Dr Elisângela Lopes da Silva was part of the group that spearheaded the Geopark project and the Unesco designation. Her contribution revolves around tourism development through the work of local artisans. 

“While I was working on my PhD, I got to know the female artisans of the region when we still had the Municipal Center for Artisans,” she says. “I noticed there was something missing [that] connected artisan work with tourism in the region.”

Originally a forest ranger and researcher, Dr Lopes da Silva managed to bridge the gap between the park and local artists with a co-op shop and atelier called Com Arte Atelier, located within Caçapava do Sul’s city limits. 

“I felt we needed to better understand how local artisans view the natural beauty of the region, how they relate to it and how they interpret it.” 

What she found was that many artists and artisans of the region didn’t actually know the park zone very well.

“We need to better know the place first, and then we can develop our work from there,” said Nara Portella, art educator and local creator. “We are still working on creating a local identity.”

Quarta Colônia is known for its rivers, waterfalls and extraordinary dinosaur fossils © Rafael Happke

Where the dinosaurs roamed 

In Quarta Colônia, such an identity is more obvious. Although it too is replete with rivers and waterfalls, the Quarta Colônia Geopark is best known for the plethora of dinosaur fossils found within its territories, some of them over 230 million years old. Scientists have even discovered previously unknown species at the site. 

“In the region of Quarta Colônia, in particular, we have records of some that are the oldest dinosaurs in the world,” says Flávio Pretto, paleontologist at the the Centro de Apoio à Pesquisa Paleontológica (CAPPA). “We also have a whole series of other animals that coexisted with them.”
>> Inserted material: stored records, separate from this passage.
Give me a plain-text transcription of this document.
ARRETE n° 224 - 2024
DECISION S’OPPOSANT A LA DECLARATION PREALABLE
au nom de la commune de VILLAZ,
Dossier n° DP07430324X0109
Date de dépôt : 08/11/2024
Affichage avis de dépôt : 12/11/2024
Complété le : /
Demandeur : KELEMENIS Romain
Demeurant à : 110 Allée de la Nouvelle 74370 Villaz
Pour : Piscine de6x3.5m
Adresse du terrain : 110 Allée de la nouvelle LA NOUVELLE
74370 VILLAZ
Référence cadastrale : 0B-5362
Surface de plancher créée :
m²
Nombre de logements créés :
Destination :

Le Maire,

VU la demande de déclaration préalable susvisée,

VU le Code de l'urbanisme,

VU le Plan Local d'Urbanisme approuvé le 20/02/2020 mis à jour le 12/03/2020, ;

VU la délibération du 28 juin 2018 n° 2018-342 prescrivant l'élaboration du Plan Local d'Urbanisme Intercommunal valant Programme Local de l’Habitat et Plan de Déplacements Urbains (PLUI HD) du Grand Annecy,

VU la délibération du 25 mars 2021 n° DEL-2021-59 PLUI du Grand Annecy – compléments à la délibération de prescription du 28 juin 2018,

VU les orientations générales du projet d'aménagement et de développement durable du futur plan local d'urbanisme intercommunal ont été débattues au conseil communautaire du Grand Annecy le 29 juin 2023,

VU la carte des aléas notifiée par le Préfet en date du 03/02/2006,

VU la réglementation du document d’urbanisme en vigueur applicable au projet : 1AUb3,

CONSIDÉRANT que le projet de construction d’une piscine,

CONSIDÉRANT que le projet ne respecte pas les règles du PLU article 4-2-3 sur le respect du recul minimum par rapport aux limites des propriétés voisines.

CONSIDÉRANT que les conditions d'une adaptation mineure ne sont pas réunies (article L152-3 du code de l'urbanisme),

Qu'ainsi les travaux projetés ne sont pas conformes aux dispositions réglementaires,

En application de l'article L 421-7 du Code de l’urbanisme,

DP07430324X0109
According to Pretto, the Geopark designation will help to support the research center and its mission, while simultaneously promoting education among local students, the community and tourists alike. 

“Our work is intimately related to the community. This was one of the reasons CAPPA was created,” Pretto explains. The group’s formation, together with the Unesco imprimatur, helps ensure that any fossils found within the park’s territories can remain within the community. 

According to Dr Rosemar de Fátima Vestena, a professor at Franciscana University and CAPPA researcher, prior important fossil findings were shipped off for study at universities in other states. Now, with the Geopark status, “our material will be studied here and will stay here, and our students from the region will be able to benefit from it being here.”

With visitors ranging from three to 83 years old, the CAPPA research center works to educate the surrounding residents of all ages, thus deepening its scientists’ paleontological work. 

“One of the center’s recent major finds wasn’t unearthed by paleontologists,” says Pretto. “It was found by a farmer. A farmer and a carpenter. And thanks to the fact that they knew that it might be a fossil, due to our educational work in the community, they managed to reach out to us, and it ended up being a discovery of four almost complete skeletons of a previously undiscovered dinosaur species.”

Geopark Caçapava do Sul in Brazil
The two newly designated Geoparks contain staggering natural beauty © Jaime Costa

How to visit Brazil’s new Geoparks

The town of Caçapava do Sul provides a great base for exploring the park of the same name; Guaritas Hostel Rural is a reliable lodging option. Or you can camp onsite at Pedra do Segredo Municipal Park ($6.30 per day; advance booking and tents required). Guided hikes of other trails requires advance booking and varies in price, depending on the number of hikers.